Tags for ActivityStrea.ms

I’ve been looking at the promising new ActivityStrea.ms proposed standard, based on the existing Atom standard. ActivityStrea.ms promises to enable sharing activity streams across applications. This is a key piece of the “distributed social network” vision, where people can distribute and aggregate their activities across multiple sites and tools.

I was thinking through a distributed community potential use case – and saw what seems to be an item that is missing but easy to add. The current ActivityStrea.ms proposal seems logically based on an assumption that a user would want to distribute or aggregate all of their updates. Or, perhaps choose to share updates based on *type* of content or action – I want to share my blog post updates, but not my photos.
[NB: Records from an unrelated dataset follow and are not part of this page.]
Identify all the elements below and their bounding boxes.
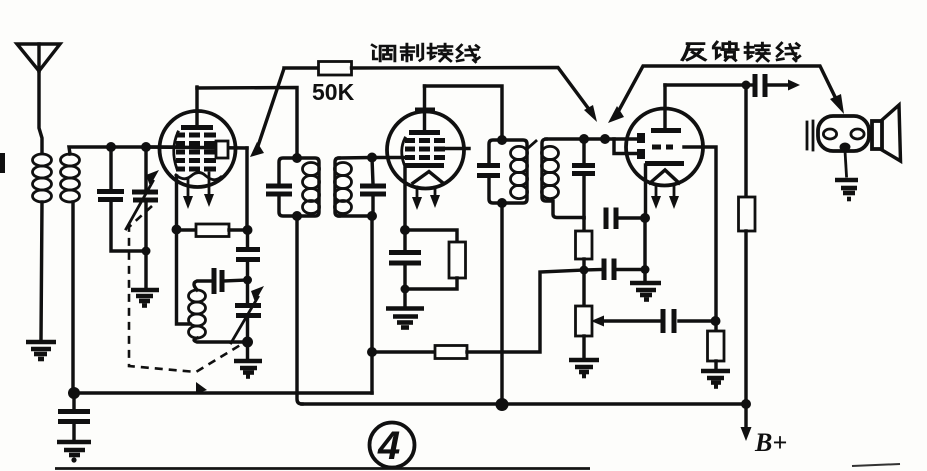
V1 grid side box — [216, 141, 228, 158]
resistor R5 (screen dropper) — [708, 331, 725, 369]
wire grid bus into tube V1 — [146, 147, 247, 148]
V3 cathode V — [650, 170, 679, 183]
V3 filament arrow right — [669, 186, 679, 209]
node V2 cathode gnd — [401, 285, 410, 294]
earphone unit — [818, 116, 869, 152]
antenna — [17, 44, 60, 152]
V3 cathode lead — [644, 165, 647, 218]
bus1 (AVC return) — [74, 391, 372, 394]
V1 grid out wire — [245, 148, 248, 230]
V1 cathode lead — [175, 176, 178, 229]
variable capacitor VC1 — [126, 147, 159, 288]
V2 left bracket — [402, 138, 405, 164]
node B (VC1 tap) — [141, 142, 151, 152]
coupling tick — [528, 141, 536, 148]
capacitor C5 (V3 grid) — [572, 139, 595, 218]
dashed gang link — [129, 206, 242, 372]
svg-text:4: 4 — [377, 424, 400, 468]
V3 lower bar — [645, 161, 684, 166]
coil L1 antenna primary — [33, 154, 52, 202]
B+ arrow — [741, 404, 752, 441]
node tank1 top — [292, 153, 302, 163]
node tank2 bottom — [497, 198, 507, 208]
tube V2 (IF amplifier) — [387, 112, 464, 189]
capacitor C6 (cathode coupling upper) — [606, 208, 645, 230]
tube V1 (converter) — [160, 111, 236, 187]
wire L2 top to grid bus — [69, 147, 176, 154]
potentiometer R4 (volume) — [576, 270, 593, 357]
V3 plate lead — [663, 85, 666, 128]
L3 bottom lead — [194, 338, 247, 342]
ground (osc) — [234, 342, 262, 377]
node IF1 sec top — [367, 153, 377, 163]
capacitor C3 (osc feedback) — [214, 268, 247, 294]
wire L1 bottom to ground — [41, 202, 42, 340]
svg-text:50K: 50K — [312, 79, 355, 105]
V2 top bar artifact — [415, 108, 435, 113]
ground (earphone) — [835, 180, 858, 199]
resistor R2 (V2 cathode bias) — [405, 230, 466, 289]
coil L2 antenna secondary — [61, 154, 80, 202]
node C1/VC1 bottom — [142, 247, 151, 256]
node IF1 sec bottom — [367, 211, 377, 221]
dashed link arrow on bus — [196, 382, 207, 394]
wire cathode tap to osc coil — [177, 229, 191, 324]
V1 grid rows — [176, 135, 216, 169]
L3 top lead — [194, 281, 211, 290]
ground (V3 cathode) — [630, 283, 661, 300]
IF2 secondary coil — [542, 139, 585, 218]
V2 plate lead — [423, 86, 426, 130]
node osc R left — [172, 225, 182, 235]
wire tank2 bottom to B+ bus — [500, 203, 503, 404]
bus2 (B+ rail) — [302, 402, 746, 405]
speaker input bars — [807, 121, 813, 150]
node AVC/R7 — [367, 347, 377, 357]
node osc R right — [243, 225, 253, 235]
wire cathode chain — [643, 218, 646, 280]
speaker horn — [872, 105, 901, 161]
V2 cathode lead — [403, 167, 406, 230]
V1 plate — [181, 125, 213, 130]
IF1 secondary coil — [335, 158, 352, 216]
ground (R5) — [701, 371, 730, 387]
wire AVC drop — [370, 216, 373, 393]
ground (V2 cathode) — [386, 289, 424, 328]
tank1 capacitor branch — [266, 158, 297, 216]
resistor R7 (AVC filter) — [372, 270, 584, 359]
node plate/output — [742, 81, 751, 90]
V1 filament arrow right — [204, 173, 214, 207]
V2 screen stub — [445, 147, 469, 150]
bottom scan line — [55, 467, 590, 470]
V2 filament arrow left — [412, 187, 422, 210]
ground (antenna coil) — [26, 342, 56, 359]
capacitor C1 — [97, 147, 146, 251]
capacitor C2 (osc) — [236, 230, 260, 303]
figure number 4 — [370, 423, 415, 469]
V3 grid stubs — [637, 133, 645, 159]
wire tank1 bottom to B+ bus — [297, 216, 302, 404]
wire plate V1 to tank1 — [197, 88, 297, 159]
node tank2 top — [497, 135, 507, 145]
V3 screen row — [652, 145, 673, 150]
svg-text:B+: B+ — [754, 428, 787, 457]
node bus2 B+ — [741, 399, 751, 409]
ground (VC1) — [131, 290, 159, 306]
capacitor C4 (V2 cathode bypass) — [389, 230, 421, 289]
wire IF1 sec bottom — [339, 214, 373, 217]
left edge scan mark — [0, 153, 5, 173]
ground (R4) — [569, 360, 599, 376]
V3 grid jog — [614, 139, 639, 154]
capacitor C10 (wiper coupling) — [663, 309, 674, 333]
V2 lower bar — [404, 163, 444, 168]
tank2 capacitor branch — [477, 140, 502, 203]
node AVC join — [580, 266, 589, 275]
node osc mid — [243, 276, 252, 285]
earphone ground lead — [845, 151, 847, 176]
V1 left bracket — [174, 132, 178, 169]
ground (C9) — [57, 442, 91, 463]
node bus1 left — [68, 387, 80, 399]
V1 plate lead — [195, 87, 198, 125]
V1 cathode wave — [176, 173, 221, 180]
V2 filament arrow right — [430, 187, 440, 208]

What’s missing is the concept of syndicating or aggregating by *topic*. Let’s say I have a stream of messages talking about web standards, politics, and music. I want to syndicate only music-related updates to a music site. What’s needed seems simple – a way of adding a piece of metadata – a tag – that identifies a given update as a music-related update. Then, I can choose to share only those updates to the music site.

Fortunately, there are ways to represent Tags in Atom – see this representation in WordPress.. So it would be possible to address this need fairly simply, by adding the use of Tag as a recommended best practice for ActivityStrea.ms implementors. No need for a new standard, just leverage the existing one for this new use case.

As the uses of Activity Streams proliferate, and the social contexts in which they are used become more complex, people are going to want to choose discretion about what to share where — not just for reasons of privacy, but for reasons of attention management. Baking in a tag best practice could lay the groundwork for more socially useful Activity Stream sharing.

What do you think? Am I missing something obvious?